Do ponto de vista económico, vai ser muito, muito complicado. Noutros aspetos, curiosamente, vai trazer coisas boas.
Eu sou daqueles que acha que isto vai durar bastante. O vírus está implantado na comunidade. Em Portugal estamos a assistir a uma coisa um bocadinho estranha: do ponto de vista estatístico temos continuamente o mesmo número de casos e de óbitos, o que quer dizer que a curva não está a diminuir, antes a planar, e, portanto, vai-se prolongar por muito tempo. Quanto mais tempo se prolongar, pior será.
Mas vai-nos trazer outras coisas boas, como a reflexão no modo como trabalhamos, consumimos, ou dependemos de outros países.
Naquilo que é o curto prazo – entre um e dois anos – terá consequências muito complicadas, já está a ter.

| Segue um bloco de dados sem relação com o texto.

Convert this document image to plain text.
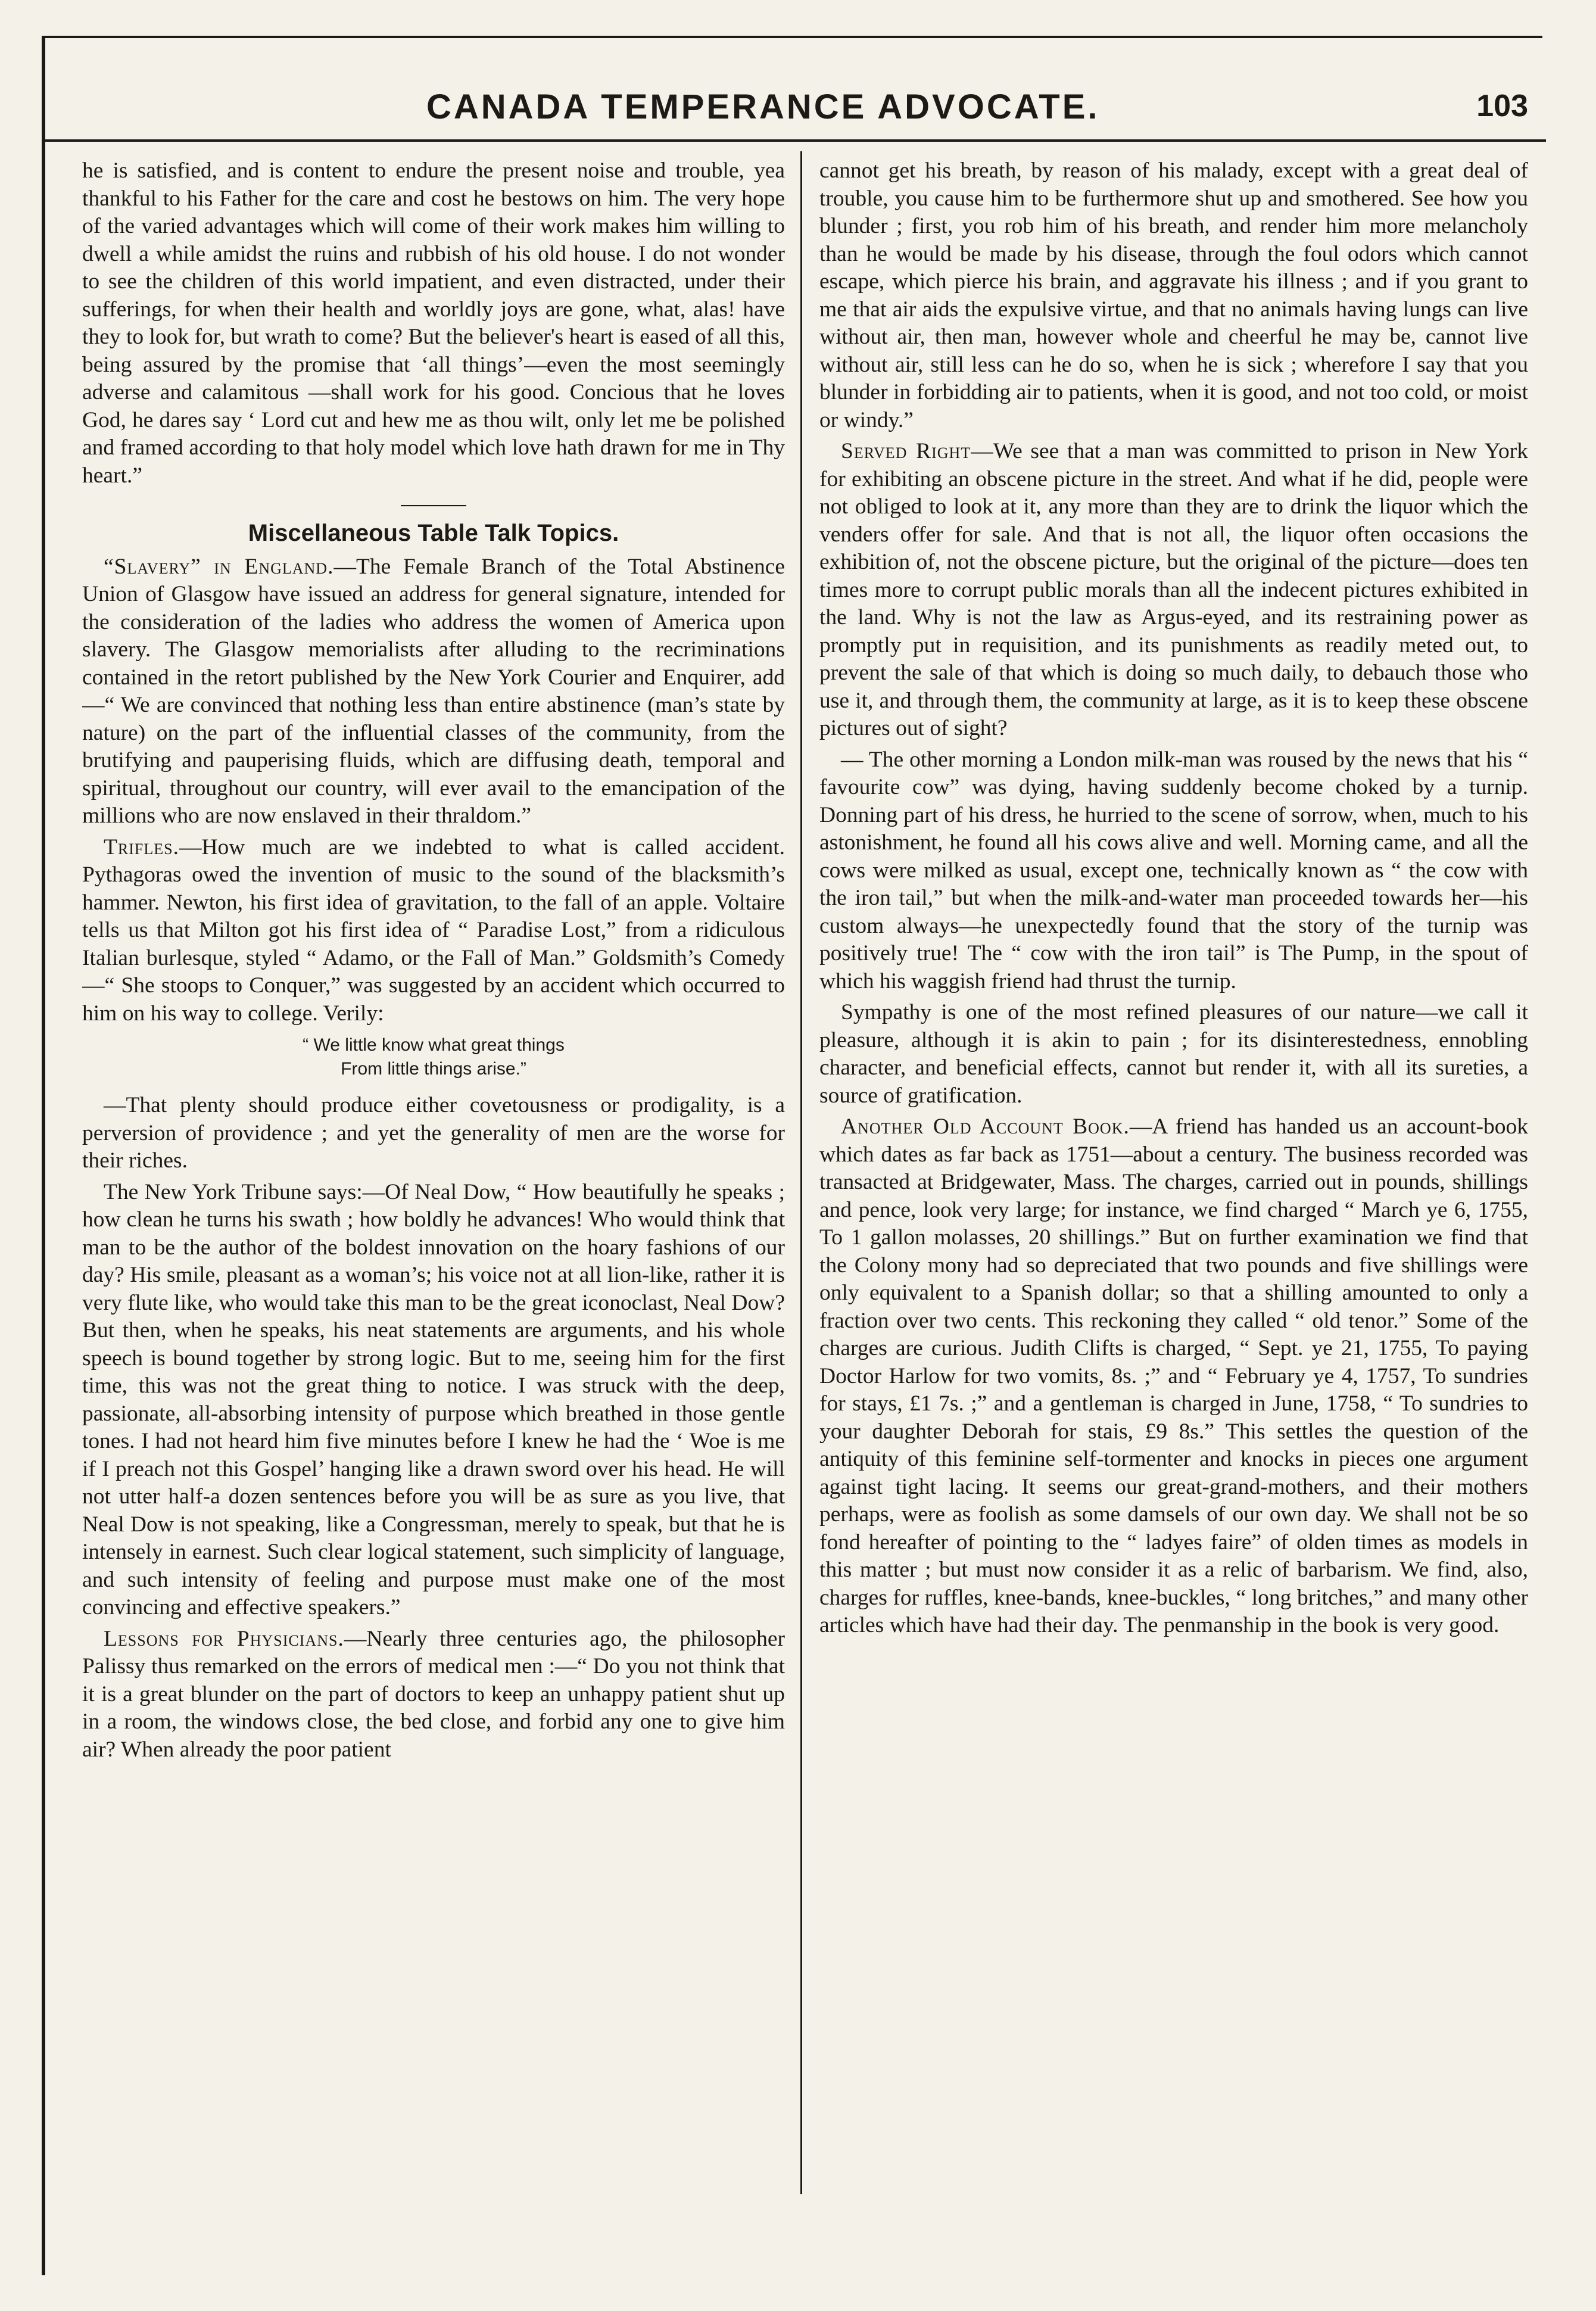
CANADA TEMPERANCE ADVOCATE.	103

he is satisfied, and is content to endure the present noise and trouble, yea thankful to his Father for the care and cost he bestows on him. The very hope of the varied advantages which will come of their work makes him willing to dwell a while amidst the ruins and rubbish of his old house. I do not wonder to see the children of this world impatient, and even distracted, under their sufferings, for when their health and worldly joys are gone, what, alas! have they to look for, but wrath to come? But the believer's heart is eased of all this, being assured by the promise that ‘all things’—even the most seemingly adverse and calamitous —shall work for his good. Concious that he loves God, he dares say ‘ Lord cut and hew me as thou wilt, only let me be polished and framed according to that holy model which love hath drawn for me in Thy heart.”

Miscellaneous Table Talk Topics.

“Slavery” in England.—The Female Branch of the Total Abstinence Union of Glasgow have issued an address for general signature, intended for the consideration of the ladies who address the women of America upon slavery. The Glasgow memorialists after alluding to the recriminations contained in the retort published by the New York Courier and Enquirer, add—“ We are convinced that nothing less than entire abstinence (man’s state by nature) on the part of the influential classes of the community, from the brutifying and pauperising fluids, which are diffusing death, temporal and spiritual, throughout our country, will ever avail to the emancipation of the millions who are now enslaved in their thraldom.”

Trifles.—How much are we indebted to what is called accident. Pythagoras owed the invention of music to the sound of the blacksmith’s hammer. Newton, his first idea of gravitation, to the fall of an apple. Voltaire tells us that Milton got his first idea of “ Paradise Lost,” from a ridiculous Italian burlesque, styled “ Adamo, or the Fall of Man.” Goldsmith’s Comedy—“ She stoops to Conquer,” was suggested by an accident which occurred to him on his way to college. Verily:

“ We little know what great things
From little things arise.”

—That plenty should produce either covetousness or prodigality, is a perversion of providence ; and yet the generality of men are the worse for their riches.

The New York Tribune says:—Of Neal Dow, “ How beautifully he speaks ; how clean he turns his swath ; how boldly he advances! Who would think that man to be the author of the boldest innovation on the hoary fashions of our day? His smile, pleasant as a woman’s; his voice not at all lion-like, rather it is very flute like, who would take this man to be the great iconoclast, Neal Dow? But then, when he speaks, his neat statements are arguments, and his whole speech is bound together by strong logic. But to me, seeing him for the first time, this was not the great thing to notice. I was struck with the deep, passionate, all-absorbing intensity of purpose which breathed in those gentle tones. I had not heard him five minutes before I knew he had the ‘ Woe is me if I preach not this Gospel’ hanging like a drawn sword over his head. He will not utter half-a dozen sentences before you will be as sure as you live, that Neal Dow is not speaking, like a Congressman, merely to speak, but that he is intensely in earnest. Such clear logical statement, such simplicity of language, and such intensity of feeling and purpose must make one of the most convincing and effective speakers.”

Lessons for Physicians.—Nearly three centuries ago, the philosopher Palissy thus remarked on the errors of medical men :—“ Do you not think that it is a great blunder on the part of doctors to keep an unhappy patient shut up in a room, the windows close, the bed close, and forbid any one to give him air? When already the poor patient

cannot get his breath, by reason of his malady, except with a great deal of trouble, you cause him to be furthermore shut up and smothered. See how you blunder ; first, you rob him of his breath, and render him more melancholy than he would be made by his disease, through the foul odors which cannot escape, which pierce his brain, and aggravate his illness ; and if you grant to me that air aids the expulsive virtue, and that no animals having lungs can live without air, then man, however whole and cheerful he may be, cannot live without air, still less can he do so, when he is sick ; wherefore I say that you blunder in forbidding air to patients, when it is good, and not too cold, or moist or windy.”

Served Right—We see that a man was committed to prison in New York for exhibiting an obscene picture in the street. And what if he did, people were not obliged to look at it, any more than they are to drink the liquor which the venders offer for sale. And that is not all, the liquor often occasions the exhibition of, not the obscene picture, but the original of the picture—does ten times more to corrupt public morals than all the indecent pictures exhibited in the land. Why is not the law as Argus-eyed, and its restraining power as promptly put in requisition, and its punishments as readily meted out, to prevent the sale of that which is doing so much daily, to debauch those who use it, and through them, the community at large, as it is to keep these obscene pictures out of sight?

— The other morning a London milk-man was roused by the news that his “ favourite cow” was dying, having suddenly become choked by a turnip. Donning part of his dress, he hurried to the scene of sorrow, when, much to his astonishment, he found all his cows alive and well. Morning came, and all the cows were milked as usual, except one, technically known as “ the cow with the iron tail,” but when the milk-and-water man proceeded towards her—his custom always—he unexpectedly found that the story of the turnip was positively true! The “ cow with the iron tail” is The Pump, in the spout of which his waggish friend had thrust the turnip.

Sympathy is one of the most refined pleasures of our nature—we call it pleasure, although it is akin to pain ; for its disinterestedness, ennobling character, and beneficial effects, cannot but render it, with all its sureties, a source of gratification.

Another Old Account Book.—A friend has handed us an account-book which dates as far back as 1751—about a century. The business recorded was transacted at Bridgewater, Mass. The charges, carried out in pounds, shillings and pence, look very large; for instance, we find charged “ March ye 6, 1755, To 1 gallon molasses, 20 shillings.” But on further examination we find that the Colony mony had so depreciated that two pounds and five shillings were only equivalent to a Spanish dollar; so that a shilling amounted to only a fraction over two cents. This reckoning they called “ old tenor.” Some of the charges are curious. Judith Clifts is charged, “ Sept. ye 21, 1755, To paying Doctor Harlow for two vomits, 8s. ;” and “ February ye 4, 1757, To sundries for stays, £1 7s. ;” and a gentleman is charged in June, 1758, “ To sundries to your daughter Deborah for stais, £9 8s.” This settles the question of the antiquity of this feminine self-tormenter and knocks in pieces one argument against tight lacing. It seems our great-grand-mothers, and their mothers perhaps, were as foolish as some damsels of our own day. We shall not be so fond hereafter of pointing to the “ ladyes faire” of olden times as models in this matter ; but must now consider it as a relic of barbarism. We find, also, charges for ruffles, knee-bands, knee-buckles, “ long britches,” and many other articles which have had their day. The penmanship in the book is very good.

É como “a cura” de um cancro.
É. E se a doença for muito prolongada, sim, vai servir como uma cura; se for rápida, as pessoas voltarão ao seu comportamento normal de há um ano ou de há seis meses atrás, e pouco vai mudar. Como todas as curas, tem sofrimento e dor. Se a dor for rápida, as pessoas esquecem rápido, se for grande, infelizmente, ficará marcada, mudando hábitos. Agora, com mais ou menos dificuldades, todos nos estamos a adaptar, é possível viver de uma forma diferente. Porque outra pandemia aparecerá.